Robinson continues to relate her surprising discoveries, noting, “Some of the findings to come out of the high-tech food labs are so different from conventional wisdom that you might feel as though you were tumbling down a rabbit hole. Most berries, for example, increase their antioxidant activity when you cook them. Believe it, or not, canned blueberries have more phytonutrients than fresh ones—provided you consume the canning liquid. Simmering a tomato sauce for hours—the traditional Italian method—does more than blend its flavors; it can triple its lycopene content. Cooking carrots whole and then slicing or dicing them after they’ve been cooked makes them taste sweeter and increases their ability to fight cancer.”

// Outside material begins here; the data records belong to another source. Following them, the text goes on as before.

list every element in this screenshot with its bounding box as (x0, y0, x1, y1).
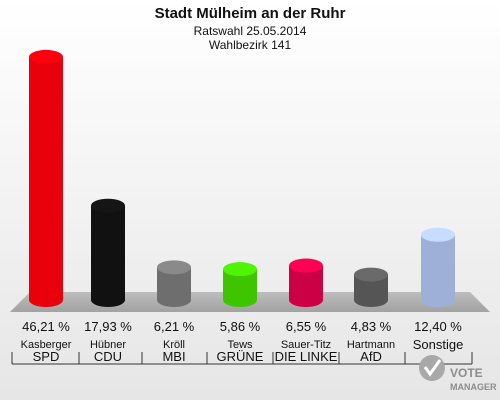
bars-group (29, 49, 455, 308)
bar-cdu (91, 198, 125, 307)
bar-spd (29, 49, 63, 308)
candidate-label: Kasberger (21, 339, 72, 351)
candidate-label: Kröll (163, 339, 185, 351)
chart-subtitle-district: Wahlbezirk 141 (209, 38, 292, 52)
bar-cap (157, 260, 191, 275)
bar-cap (289, 258, 323, 273)
party-label: CDU (94, 349, 122, 364)
party-label: Sonstige (413, 337, 464, 352)
party-label: GRÜNE (217, 349, 264, 364)
candidate-label: Tews (227, 339, 253, 351)
chart-subtitle-election: Ratswahl 25.05.2014 (194, 24, 307, 38)
candidate-label: Hartmann (347, 339, 395, 351)
logo-line1: VOTE (450, 366, 483, 380)
party-label: SPD (33, 349, 60, 364)
value-label: 6,21 % (154, 319, 195, 334)
value-label: 4,83 % (351, 319, 392, 334)
value-label: 6,55 % (286, 319, 327, 334)
bar-body (289, 265, 323, 307)
bar-body (354, 274, 388, 307)
bar-mbi (157, 260, 191, 307)
logo-line2: MANAGER (450, 382, 497, 392)
bar-body (91, 205, 125, 307)
vote-manager-logo: VOTE MANAGER (419, 355, 497, 392)
bar-cap (223, 262, 257, 277)
value-label: 12,40 % (414, 319, 462, 334)
candidate-label: Hübner (90, 339, 126, 351)
bar-die-linke (289, 258, 323, 307)
bar-afd (354, 267, 388, 307)
bar-gr-ne (223, 262, 257, 307)
bar-body (157, 267, 191, 307)
value-label: 46,21 % (22, 319, 70, 334)
checkmark-icon (419, 355, 445, 381)
candidate-label: Sauer-Titz (281, 339, 331, 351)
bar-cap (354, 267, 388, 282)
bar-body (223, 269, 257, 307)
bar-body (29, 56, 63, 308)
party-label: AfD (360, 349, 382, 364)
value-label: 17,93 % (84, 319, 132, 334)
party-label: MBI (162, 349, 185, 364)
value-label: 5,86 % (220, 319, 261, 334)
bar-body (421, 234, 455, 307)
chart-title: Stadt Mülheim an der Ruhr (155, 5, 346, 22)
bar-sonstige (421, 227, 455, 307)
party-label: DIE LINKE (275, 349, 338, 364)
bar-cap (29, 49, 63, 64)
bar-cap (421, 227, 455, 242)
bar-cap (91, 198, 125, 213)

Robinson says, “Our understanding of how to store fruits and vegetables is undergoing a sea change as well. Watermelons become more nutritious if you leave them out on the counter for several days before you eat them. Potatoes can be stored for weeks or even months without losing any of their nutritional value, but broccoli begins to lose its cancer-fighting compounds within 24 hours of harvest. In order to get all the vegetable’s much-touted benefits, you have to grow it yourself or purchase it directly from a farmer and then eat it as soon as possible.

“Many foods do not lend themselves to centralized production and long distance shipping, and broccoli is one of them,” she adds. “When we stopped eating locally-grown produce and abandoned our home gardens, we lost at least half the protective properties of out fruits and vegetables, as well as much of their flavor.”

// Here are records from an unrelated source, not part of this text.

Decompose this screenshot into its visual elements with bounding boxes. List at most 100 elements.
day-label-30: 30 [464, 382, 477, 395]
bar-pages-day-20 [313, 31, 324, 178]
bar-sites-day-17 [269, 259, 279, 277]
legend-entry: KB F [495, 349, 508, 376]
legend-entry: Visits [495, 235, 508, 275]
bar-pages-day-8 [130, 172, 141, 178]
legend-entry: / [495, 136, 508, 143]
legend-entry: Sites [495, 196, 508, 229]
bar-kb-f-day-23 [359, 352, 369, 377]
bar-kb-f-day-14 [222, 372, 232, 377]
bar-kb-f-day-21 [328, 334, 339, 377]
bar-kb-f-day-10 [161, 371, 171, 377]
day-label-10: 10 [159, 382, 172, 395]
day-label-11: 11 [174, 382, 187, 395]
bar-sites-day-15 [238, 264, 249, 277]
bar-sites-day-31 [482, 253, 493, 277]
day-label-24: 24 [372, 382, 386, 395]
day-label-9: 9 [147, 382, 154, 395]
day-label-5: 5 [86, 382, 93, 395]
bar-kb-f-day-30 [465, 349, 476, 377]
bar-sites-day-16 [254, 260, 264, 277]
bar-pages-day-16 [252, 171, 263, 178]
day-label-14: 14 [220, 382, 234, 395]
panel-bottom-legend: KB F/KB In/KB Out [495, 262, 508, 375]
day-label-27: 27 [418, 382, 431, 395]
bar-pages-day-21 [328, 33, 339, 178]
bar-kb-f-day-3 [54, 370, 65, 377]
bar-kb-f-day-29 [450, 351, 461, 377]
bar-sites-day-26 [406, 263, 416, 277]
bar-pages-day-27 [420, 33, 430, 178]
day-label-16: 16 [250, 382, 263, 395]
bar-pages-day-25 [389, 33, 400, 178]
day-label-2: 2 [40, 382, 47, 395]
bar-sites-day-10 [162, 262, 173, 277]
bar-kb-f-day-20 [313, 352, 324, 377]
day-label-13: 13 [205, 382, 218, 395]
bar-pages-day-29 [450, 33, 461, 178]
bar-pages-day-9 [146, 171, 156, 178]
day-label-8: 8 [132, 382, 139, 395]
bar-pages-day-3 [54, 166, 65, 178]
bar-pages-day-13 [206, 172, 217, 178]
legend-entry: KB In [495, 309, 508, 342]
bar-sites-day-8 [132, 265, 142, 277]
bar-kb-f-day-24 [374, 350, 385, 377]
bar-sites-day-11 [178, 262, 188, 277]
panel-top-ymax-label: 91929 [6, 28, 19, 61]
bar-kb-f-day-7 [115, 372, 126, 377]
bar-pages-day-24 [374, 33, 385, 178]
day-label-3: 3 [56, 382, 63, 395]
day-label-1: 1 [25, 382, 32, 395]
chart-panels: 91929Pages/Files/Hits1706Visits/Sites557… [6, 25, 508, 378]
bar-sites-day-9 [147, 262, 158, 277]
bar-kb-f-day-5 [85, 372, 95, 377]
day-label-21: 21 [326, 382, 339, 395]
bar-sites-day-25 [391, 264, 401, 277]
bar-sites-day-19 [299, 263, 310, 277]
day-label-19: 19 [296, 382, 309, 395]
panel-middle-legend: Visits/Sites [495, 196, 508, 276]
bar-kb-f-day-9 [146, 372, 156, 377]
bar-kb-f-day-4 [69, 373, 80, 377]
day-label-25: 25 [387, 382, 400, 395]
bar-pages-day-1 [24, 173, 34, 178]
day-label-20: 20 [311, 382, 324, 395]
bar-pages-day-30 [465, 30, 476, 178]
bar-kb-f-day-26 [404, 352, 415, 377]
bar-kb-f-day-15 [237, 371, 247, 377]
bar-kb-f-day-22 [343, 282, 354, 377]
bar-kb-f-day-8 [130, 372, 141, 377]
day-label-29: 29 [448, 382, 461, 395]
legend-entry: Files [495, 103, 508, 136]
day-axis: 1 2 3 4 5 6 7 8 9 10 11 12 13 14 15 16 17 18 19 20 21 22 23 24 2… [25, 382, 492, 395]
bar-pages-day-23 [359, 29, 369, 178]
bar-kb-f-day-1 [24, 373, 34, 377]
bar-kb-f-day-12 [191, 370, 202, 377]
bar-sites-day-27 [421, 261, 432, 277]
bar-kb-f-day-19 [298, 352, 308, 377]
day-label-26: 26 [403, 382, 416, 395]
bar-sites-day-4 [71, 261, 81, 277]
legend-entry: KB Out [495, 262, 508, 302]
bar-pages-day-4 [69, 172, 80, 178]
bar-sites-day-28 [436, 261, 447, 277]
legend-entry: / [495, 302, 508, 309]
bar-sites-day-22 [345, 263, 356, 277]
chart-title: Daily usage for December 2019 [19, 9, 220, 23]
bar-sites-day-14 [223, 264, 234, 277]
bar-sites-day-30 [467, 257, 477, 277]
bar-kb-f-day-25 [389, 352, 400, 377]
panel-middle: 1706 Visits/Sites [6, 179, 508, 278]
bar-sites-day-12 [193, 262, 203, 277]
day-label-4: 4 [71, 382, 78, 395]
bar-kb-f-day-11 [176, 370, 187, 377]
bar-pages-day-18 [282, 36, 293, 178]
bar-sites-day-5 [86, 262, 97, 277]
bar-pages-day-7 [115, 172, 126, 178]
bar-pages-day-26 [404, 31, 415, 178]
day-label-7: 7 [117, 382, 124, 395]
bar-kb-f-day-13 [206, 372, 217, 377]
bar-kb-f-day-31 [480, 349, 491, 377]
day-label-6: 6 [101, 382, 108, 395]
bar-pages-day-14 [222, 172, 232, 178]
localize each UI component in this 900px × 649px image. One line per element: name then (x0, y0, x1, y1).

A long-time organic gardener, Robinson also urges all of us to grow their own fruits and vegetables organically, if we wish to get nature’s maximum nutritional and medicinal properties, provided to us free for the eating, if we follow simple guidelines. She spent more than nine years researching all the published and peer-reviewed scientific papers and data available, then processed and digested it all in order to write this very special gardening and eating guide that we heartily recommend as must reading for everyone, gardeners or not.

For those of us who are home gardeners, we are blessed even more, in that Robinson’s research extends beyond nutritional facts and recipes, and she concludes each chapter with a list of the varieties of each crop that are best for us to grow to insure better health. For non-gardeners, she provides shopping tips and recommended varieties to look for at their local farmers’ market.